Irving’s late mother, Elizabeth Ann Larson, was a member of the tribe and lived on the reservation until her adoption at a young age. Irving and his sister, model Asia Irving, traveled to the reservation in August 2018 , when they were welcomed into the tribe and given Lakota names.

Irving later issued an apology via Twitter stating: “I spoke w/ frustration after last nights game and spoke words that shouldn’t be in a professional setting no matter what,” he said.

“Meant no disrespect to the Holiday and those who celebrate it respectfully. I’m grateful for the time We all can share with our families. We are always ONE.”

While some have questioned his motives, Kyrie Irving appears to be on the right side of history.

On Sunday, Jacob Blake, an unarmed Black man, in Kenosha, Wisconsin, was shot multiple times in the back by police as he entered his SUV in Kenosha, Wisconsin.

As a result, the Milwaukee Bucks refused to play in Game 5 of their NBA Playoffs game against the Orlando Magic on Tuesday afternoon.

The NBA cancelled games for the rest of today yesterday and today.

Some on social media have expressed that Kyrie Irving was right in his actions all along.

In solidarity with NBA players, TNT analyst and retired NBA Champion, Kenny Smith walked off Turner’s “Inside The NBA” set rather than broadcasting. “This is tough,” he said.

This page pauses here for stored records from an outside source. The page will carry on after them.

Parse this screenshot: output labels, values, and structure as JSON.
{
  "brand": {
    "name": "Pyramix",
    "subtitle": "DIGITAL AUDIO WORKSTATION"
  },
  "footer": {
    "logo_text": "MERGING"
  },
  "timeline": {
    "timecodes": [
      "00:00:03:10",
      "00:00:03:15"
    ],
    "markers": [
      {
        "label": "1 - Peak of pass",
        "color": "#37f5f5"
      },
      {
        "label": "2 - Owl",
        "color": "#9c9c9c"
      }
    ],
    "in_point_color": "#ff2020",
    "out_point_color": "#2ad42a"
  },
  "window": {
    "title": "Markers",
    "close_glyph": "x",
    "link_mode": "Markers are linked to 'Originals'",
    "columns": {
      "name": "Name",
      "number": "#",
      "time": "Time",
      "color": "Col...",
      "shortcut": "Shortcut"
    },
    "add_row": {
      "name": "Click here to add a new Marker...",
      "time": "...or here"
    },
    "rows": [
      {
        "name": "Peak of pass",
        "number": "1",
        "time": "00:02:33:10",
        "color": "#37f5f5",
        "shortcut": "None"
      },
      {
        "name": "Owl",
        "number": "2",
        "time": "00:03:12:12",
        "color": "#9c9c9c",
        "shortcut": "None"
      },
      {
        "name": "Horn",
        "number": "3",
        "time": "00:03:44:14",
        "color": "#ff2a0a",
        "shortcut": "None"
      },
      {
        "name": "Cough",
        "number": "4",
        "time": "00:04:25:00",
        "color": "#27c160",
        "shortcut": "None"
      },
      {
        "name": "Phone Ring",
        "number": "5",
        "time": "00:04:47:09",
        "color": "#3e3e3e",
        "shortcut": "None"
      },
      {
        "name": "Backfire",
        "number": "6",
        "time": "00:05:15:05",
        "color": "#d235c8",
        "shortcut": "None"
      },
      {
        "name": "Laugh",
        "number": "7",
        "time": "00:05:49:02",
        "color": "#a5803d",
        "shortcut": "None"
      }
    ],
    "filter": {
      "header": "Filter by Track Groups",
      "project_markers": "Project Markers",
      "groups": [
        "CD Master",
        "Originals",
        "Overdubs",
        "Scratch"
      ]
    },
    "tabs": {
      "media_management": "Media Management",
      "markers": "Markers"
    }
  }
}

“I mean right now my head is ready to explode,” Smith said. “Like just in the thoughts of what’s going on. I don’t even know if I am even appropriate enough to say it, what the players are feeling and how they are feeling. I haven’t talked to any of the players. Coming in and even driving here, getting into the studio, hearing calls and people talking …

“And for me, I think the biggest thing now as a Black man, as a former player, I think it’s best for me to support the players and just not be here tonight.”

Smith’s TNT colleague, Chris Webber was even more forward last night when he stated that he actually watches videos of Black people dying because of Emmett Till.

Till was lynched in 1955 for allegedly whistling at a white woman, which later proved to be untrue. “The only reason I watch the videos of the death of Black men … is because Emmett Till’s mother decided to put him on the cover and decided to put his picture out there when he was so brutally killed years ago,” said Webber.

“I always think about her strength. Because if she didn’t put that picture out to show what lynching, what the KKK, what others were doing — that right there opened America’s eyes in a lot of ways. It got the attention. That gruesome, ugly picture of a young boy not even old enough to vote being killed for a lie.”